Facção criminosa teria movimentado R$ 30 bilhões em esquemas de lavagem de dinheiro
PCC controlava fundos de R$ 30 bi: A Receita Federal revelou que o Primeiro Comando da Capital (PCC) utilizava uma rede de pelo menos 40 fundos de investimento para movimentar e ocultar recursos ilícitos. O patrimônio desses fundos, segundo o órgão, ultrapassa R$ 30 bilhões. A descoberta foi feita no âmbito da Operação Carbono Oculto, deflagrada em 28 de agosto, que reuniu Receita Federal, Polícia Federal, Ministério Público Federal e outros órgãos de controle.

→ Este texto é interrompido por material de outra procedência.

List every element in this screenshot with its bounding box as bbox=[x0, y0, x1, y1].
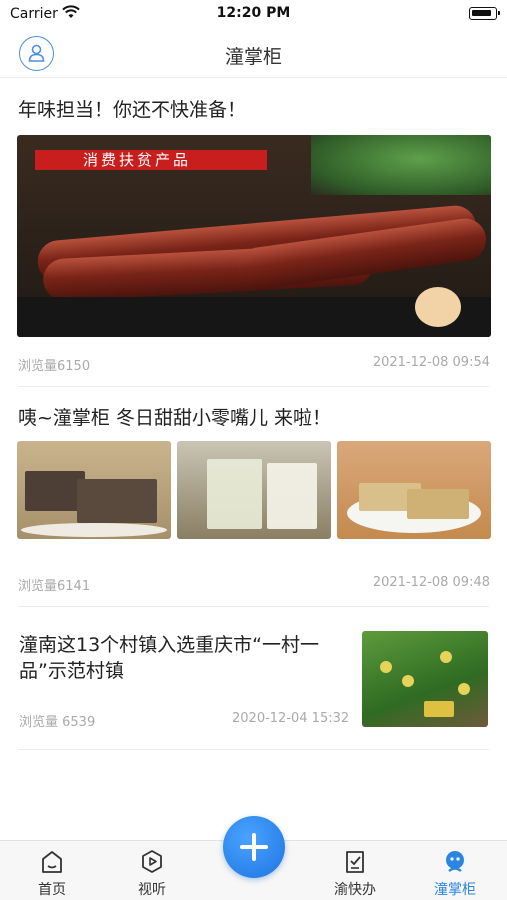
view-count: 浏览量6141 bbox=[18, 579, 91, 594]
article-thumbnail[interactable] bbox=[177, 441, 331, 539]
tab-shopkeeper[interactable]: 潼掌柜 bbox=[415, 841, 495, 900]
article-thumbnail[interactable] bbox=[17, 441, 171, 539]
tab-label: 视听 bbox=[138, 882, 166, 898]
tab-label: 潼掌柜 bbox=[434, 882, 476, 898]
page-title: 潼掌柜 bbox=[224, 46, 282, 68]
view-count: 浏览量6150 bbox=[18, 359, 91, 374]
publish-date: 2020-12-04 15:32 bbox=[232, 711, 350, 726]
tab-label: 首页 bbox=[38, 882, 66, 898]
header: 潼掌柜 bbox=[0, 28, 507, 78]
tab-services[interactable]: 渝快办 bbox=[315, 841, 395, 900]
article-image[interactable]: 消费扶贫产品 bbox=[17, 135, 491, 337]
image-banner: 消费扶贫产品 bbox=[35, 150, 267, 170]
cartoon-face-icon bbox=[415, 287, 461, 327]
article-title[interactable]: 咦~潼掌柜 冬日甜甜小零嘴儿 来啦！ bbox=[18, 403, 331, 430]
tab-audio-video[interactable]: 视听 bbox=[112, 841, 192, 900]
divider bbox=[18, 606, 489, 607]
publish-date: 2021-12-08 09:54 bbox=[372, 355, 490, 370]
plus-icon[interactable] bbox=[223, 816, 285, 878]
status-bar: Carrier 12:20 PM bbox=[0, 0, 507, 28]
article-thumbnail[interactable] bbox=[337, 441, 491, 539]
divider bbox=[18, 386, 489, 387]
view-count: 浏览量 6539 bbox=[19, 715, 96, 730]
status-time: 12:20 PM bbox=[216, 5, 291, 21]
article-title[interactable]: 潼南这13个村镇入选重庆市“一村一品”示范村镇 bbox=[19, 632, 349, 684]
shopkeeper-icon bbox=[446, 851, 464, 872]
tab-home[interactable]: 首页 bbox=[12, 841, 92, 900]
checklist-icon bbox=[346, 851, 364, 873]
article-title[interactable]: 年味担当！你还不快准备！ bbox=[18, 95, 246, 122]
battery-icon bbox=[469, 7, 500, 20]
publish-date: 2021-12-08 09:48 bbox=[372, 575, 490, 590]
divider bbox=[18, 749, 489, 750]
tab-label: 渝快办 bbox=[334, 882, 376, 898]
play-icon bbox=[142, 850, 162, 873]
image-background bbox=[311, 135, 491, 195]
article-thumbnail[interactable] bbox=[362, 631, 488, 727]
home-icon bbox=[42, 851, 62, 873]
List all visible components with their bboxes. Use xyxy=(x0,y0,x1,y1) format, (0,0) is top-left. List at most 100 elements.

Estrutura financeira sofisticada
De acordo com informações oficiais, os fundos eram, em sua maioria, multimercado e imobiliários fechados, organizados em cascata, o que dificultava a identificação dos beneficiários finais. Esse modelo permitia que a facção adquirisse ativos de alto valor, como terminais portuários, usinas de etanol, 1.600 caminhões, imóveis e fazendas.
A Receita Federal destacou que essa estratégia de investimento representa um novo patamar de atuação do crime organizado no Brasil, aproximando-se de estruturas típicas do mercado financeiro legal.
Setor de combustíveis sob investigação
A operação também identificou que parte significativa do esquema estava ligada ao setor de combustíveis. Empresas controladas direta ou indiretamente pela facção estariam envolvidas em práticas de sonegação fiscal e lavagem de dinheiro, ampliando a rede criminosa para atividades que impactam a economia formal.
Segundo dados do governo, foram cumpridos cerca de 350 mandados de busca e apreensão em oito estados brasileiros, além de bloqueios de bens e valores ligados aos investigados.
Uso de fintechs como “bancos paralelos”
Outro ponto levantado pela investigação foi o uso de fintechs para movimentar quantias bilionárias. Uma dessas empresas, segundo a Receita, chegou a registrar R$ 46 bilhões em transações suspeitas. O modelo funcionava como um sistema bancário paralelo, permitindo que os recursos circulassem sem chamar atenção do sistema financeiro oficial.
Declarações oficiais
Em nota, a Receita Federal afirmou que o caso evidencia a necessidade de maior fiscalização sobre o setor de investimentos e fintechs, especialmente em estruturas fechadas. O Ministério Público e a Polícia Federal reforçaram que as medidas adotadas têm como objetivo enfraquecer a capacidade financeira do PCC e reduzir sua influência em setores estratégicos da economia.
Impactos e próximos passos
Especialistas apontam que a revelação pode gerar mudanças regulatórias no mercado de capitais, com maior controle sobre fundos de investimento exclusivos e movimentações atípicas. Para a Receita, a atuação conjunta dos órgãos é fundamental para “quebrar o ciclo de retroalimentação financeira do crime organizado”.